New Orleans' problem, both before and after Hurricane Katrina, was not the racial composition of its citizenry, it was that it was crime-ridden, corrupt, mismanaged, and essentially a dumping ground for huge numbers of America's underclass. The colour of that underclass is not the main issue, even if it can hardly be ignored. But the main question New Orleans has to answer is this: in whose interest is it to rebuild large sections of the city that functioned mainly as a dysfunctional welfare colony?

Of course there's a longstanding tendency to conflate race and class, as though all blacks were poor and all whites were rich, just as ther's a tendency to conflate race and culture, wherein it's assumed that black people all love hiphop and white people can only get down to the arrhythmic bleatings of a Barry Manilow. The result is that time and again, perfectly understandable values - people not wanting to live in a crime-ridden ghetto or not wanting to have a housing project full of drug dealers in their neighbourhood - get branded as "racist," usually by self-serving politicians who don't have to live anywhere near the troubled areas they romanticise as "chocolate" cities.

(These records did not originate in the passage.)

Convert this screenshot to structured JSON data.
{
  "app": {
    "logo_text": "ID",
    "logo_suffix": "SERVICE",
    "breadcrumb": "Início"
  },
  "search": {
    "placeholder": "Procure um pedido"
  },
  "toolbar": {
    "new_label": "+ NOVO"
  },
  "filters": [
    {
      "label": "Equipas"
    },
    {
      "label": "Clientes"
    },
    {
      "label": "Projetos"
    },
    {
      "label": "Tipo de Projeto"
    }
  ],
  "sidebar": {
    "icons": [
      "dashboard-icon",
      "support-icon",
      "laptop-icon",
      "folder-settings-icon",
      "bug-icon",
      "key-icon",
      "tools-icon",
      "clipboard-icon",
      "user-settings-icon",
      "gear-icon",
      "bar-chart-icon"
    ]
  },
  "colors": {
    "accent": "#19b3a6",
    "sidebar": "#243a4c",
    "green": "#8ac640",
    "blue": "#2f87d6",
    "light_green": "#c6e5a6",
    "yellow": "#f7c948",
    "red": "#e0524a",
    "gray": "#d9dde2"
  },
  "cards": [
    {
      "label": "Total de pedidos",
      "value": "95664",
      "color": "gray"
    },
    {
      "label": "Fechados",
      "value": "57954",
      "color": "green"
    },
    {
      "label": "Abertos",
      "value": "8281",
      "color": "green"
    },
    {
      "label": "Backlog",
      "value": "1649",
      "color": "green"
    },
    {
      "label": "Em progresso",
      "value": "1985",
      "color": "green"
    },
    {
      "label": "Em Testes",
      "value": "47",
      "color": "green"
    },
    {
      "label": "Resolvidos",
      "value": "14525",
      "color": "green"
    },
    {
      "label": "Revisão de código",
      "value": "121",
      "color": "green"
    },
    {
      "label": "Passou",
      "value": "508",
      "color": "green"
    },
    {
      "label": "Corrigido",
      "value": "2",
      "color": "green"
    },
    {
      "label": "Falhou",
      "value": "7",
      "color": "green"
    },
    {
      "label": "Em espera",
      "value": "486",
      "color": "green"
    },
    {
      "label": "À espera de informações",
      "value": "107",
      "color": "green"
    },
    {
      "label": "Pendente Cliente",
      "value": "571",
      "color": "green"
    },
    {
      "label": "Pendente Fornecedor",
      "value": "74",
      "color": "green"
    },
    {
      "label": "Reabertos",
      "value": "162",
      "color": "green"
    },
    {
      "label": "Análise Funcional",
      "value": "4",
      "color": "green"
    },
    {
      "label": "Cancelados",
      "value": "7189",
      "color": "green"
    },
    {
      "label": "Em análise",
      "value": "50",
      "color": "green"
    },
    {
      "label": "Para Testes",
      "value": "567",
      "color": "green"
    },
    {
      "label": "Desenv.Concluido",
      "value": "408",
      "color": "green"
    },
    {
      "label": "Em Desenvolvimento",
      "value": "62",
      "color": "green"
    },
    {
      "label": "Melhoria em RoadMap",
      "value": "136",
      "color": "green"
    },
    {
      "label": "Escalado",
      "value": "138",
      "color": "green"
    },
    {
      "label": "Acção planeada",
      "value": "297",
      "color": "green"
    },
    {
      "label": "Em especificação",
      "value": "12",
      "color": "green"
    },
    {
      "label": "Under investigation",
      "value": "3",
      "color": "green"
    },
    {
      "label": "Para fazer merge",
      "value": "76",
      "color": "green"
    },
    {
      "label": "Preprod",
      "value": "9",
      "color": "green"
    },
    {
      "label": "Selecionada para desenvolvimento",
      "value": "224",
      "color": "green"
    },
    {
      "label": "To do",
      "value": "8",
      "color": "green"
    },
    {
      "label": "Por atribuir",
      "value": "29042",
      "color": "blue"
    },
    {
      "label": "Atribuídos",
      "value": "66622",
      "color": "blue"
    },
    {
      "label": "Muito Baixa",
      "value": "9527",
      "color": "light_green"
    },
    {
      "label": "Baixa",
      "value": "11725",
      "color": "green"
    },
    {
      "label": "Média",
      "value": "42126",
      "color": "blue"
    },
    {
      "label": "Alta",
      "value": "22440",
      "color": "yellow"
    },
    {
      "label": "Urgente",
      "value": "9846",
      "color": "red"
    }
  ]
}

I don't mean to diminish the very real hardships being experienced by perfectly respectable poor and working people who are having no end of trouble moving back into their New Orleans neighbourhoods while the politicians dither about whether to rebuild or raze them. And I wouldn't deny that there probably is an element of racism in the foot-dragging that has gone on. But these people are as much the victims of the neighbours who turned their areas into slums as they are of politicians who understandably are in no hurry to re-establish those slums.

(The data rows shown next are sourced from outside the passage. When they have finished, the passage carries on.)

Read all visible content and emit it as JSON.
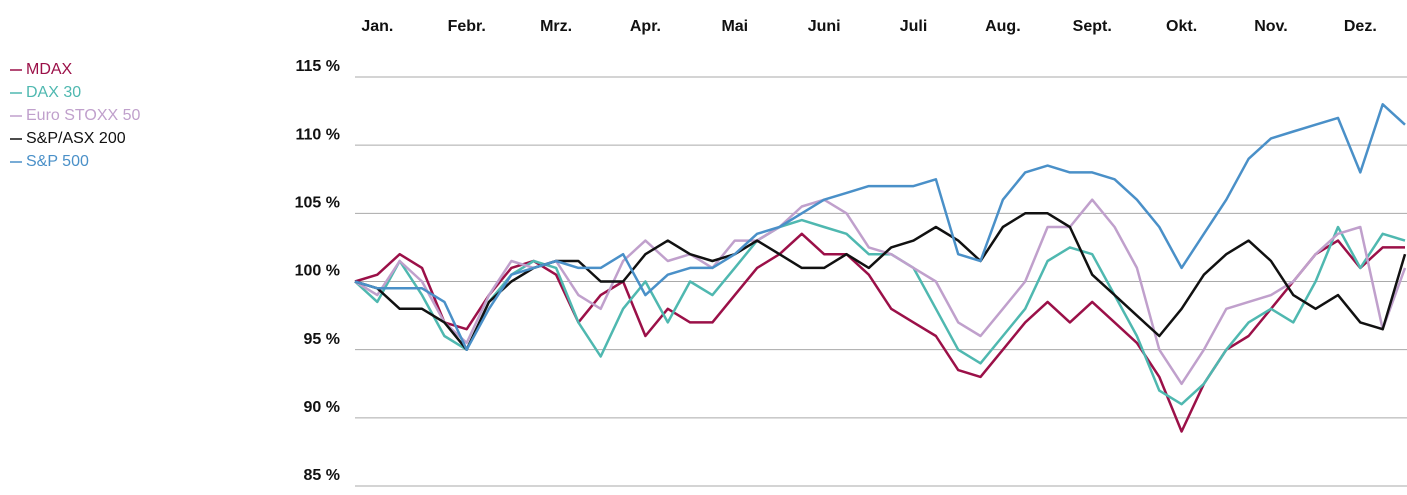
{
  "chart_data": {
    "type": "line",
    "categories": [
      null,
      "Jan.",
      null,
      null,
      null,
      "Febr.",
      null,
      null,
      null,
      "Mrz.",
      null,
      null,
      null,
      "Apr.",
      null,
      null,
      null,
      "Mai",
      null,
      null,
      null,
      "Juni",
      null,
      null,
      null,
      "Juli",
      null,
      null,
      null,
      "Aug.",
      null,
      null,
      null,
      "Sept.",
      null,
      null,
      null,
      "Okt.",
      null,
      null,
      null,
      "Nov.",
      null,
      null,
      null,
      "Dez.",
      null,
      null
    ],
    "series": [
      {
        "name": "MDAX",
        "color": "#9b1048",
        "values": [
          100,
          100.5,
          102,
          101,
          97,
          96.5,
          99,
          101,
          101.5,
          100.5,
          97,
          99,
          100,
          96,
          98,
          97,
          97,
          99,
          101,
          102,
          103.5,
          102,
          102,
          100.5,
          98,
          97,
          96,
          93.5,
          93,
          95,
          97,
          98.5,
          97,
          98.5,
          97,
          95.5,
          93,
          89,
          92.5,
          95,
          96,
          98,
          100,
          102,
          103,
          101,
          102.5,
          102.5
        ]
      },
      {
        "name": "DAX 30",
        "color": "#4fb8b0",
        "values": [
          100,
          98.5,
          101.5,
          99,
          96,
          95,
          98.5,
          100.5,
          101.5,
          101,
          97,
          94.5,
          98,
          100,
          97,
          100,
          99,
          101,
          103,
          104,
          104.5,
          104,
          103.5,
          102,
          102,
          101,
          98,
          95,
          94,
          96,
          98,
          101.5,
          102.5,
          102,
          99,
          96,
          92,
          91,
          92.5,
          95,
          97,
          98,
          97,
          100,
          104,
          101,
          103.5,
          103
        ]
      },
      {
        "name": "Euro STOXX 50",
        "color": "#c0a0cc",
        "values": [
          100,
          99,
          101.5,
          100,
          97,
          95.5,
          99,
          101.5,
          101,
          101.5,
          99,
          98,
          101.5,
          103,
          101.5,
          102,
          101,
          103,
          103,
          104,
          105.5,
          106,
          105,
          102.5,
          102,
          101,
          100,
          97,
          96,
          98,
          100,
          104,
          104,
          106,
          104,
          101,
          95,
          92.5,
          95,
          98,
          98.5,
          99,
          100,
          102,
          103.5,
          104,
          96.5,
          101
        ]
      },
      {
        "name": "S&P/ASX 200",
        "color": "#111111",
        "values": [
          100,
          99.5,
          98,
          98,
          97,
          95,
          98.5,
          100,
          101,
          101.5,
          101.5,
          100,
          100,
          102,
          103,
          102,
          101.5,
          102,
          103,
          102,
          101,
          101,
          102,
          101,
          102.5,
          103,
          104,
          103,
          101.5,
          104,
          105,
          105,
          104,
          100.5,
          99,
          97.5,
          96,
          98,
          100.5,
          102,
          103,
          101.5,
          99,
          98,
          99,
          97,
          96.5,
          102
        ]
      },
      {
        "name": "S&P 500",
        "color": "#4a90c8",
        "values": [
          100,
          99.5,
          99.5,
          99.5,
          98.5,
          95,
          98,
          100.5,
          101,
          101.5,
          101,
          101,
          102,
          99,
          100.5,
          101,
          101,
          102,
          103.5,
          104,
          105,
          106,
          106.5,
          107,
          107,
          107,
          107.5,
          102,
          101.5,
          106,
          108,
          108.5,
          108,
          108,
          107.5,
          106,
          104,
          101,
          103.5,
          106,
          109,
          110.5,
          111,
          111.5,
          112,
          108,
          113,
          111.5
        ]
      }
    ],
    "ylim": [
      85,
      115
    ],
    "yticks": [
      {
        "value": 85,
        "label": "85 %"
      },
      {
        "value": 90,
        "label": "90 %"
      },
      {
        "value": 95,
        "label": "95 %"
      },
      {
        "value": 100,
        "label": "100 %"
      },
      {
        "value": 105,
        "label": "105 %"
      },
      {
        "value": 110,
        "label": "110 %"
      },
      {
        "value": 115,
        "label": "115 %"
      }
    ],
    "grid": true
  }
}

Because ultimately nobody, of any race or colour, has an intrinsic right to live in any city. I'd love to live in Manhattan, but the fact that I can't afford to is not a function of institutional racism or classism; it's simply because I wasn't born rich or clever or lucky enough to. And cities aren't intrinsically "black" or "white" or any other colour; they're living, constantly evolving organisms. Ideally, the people who live in the new New Orleans will come in all colours, but they won't be chosen for their colour, but for their commitment to making it a great and truly livable city again. Sadly, many of the city's pre-Katrina inhabitants, from the corrupt government and ruling classes right down to the muggers and gang bangers and dope dealers, sorely lacked that commitment. And if they don't come back, I don't think anyone's going to miss them, no matter what colour they might have been.

1 comment:

Anonymous said...

Tim Wise and his fellow traveller's politics are just warmovered 70's maoism minus some of the rhetoric. Every article he writes is an utterly predictable diatribe against "white privilege". It's funny how professors like Wise build their academic careers telling white people to give their privilege. Has anybody suggested that he start with himself?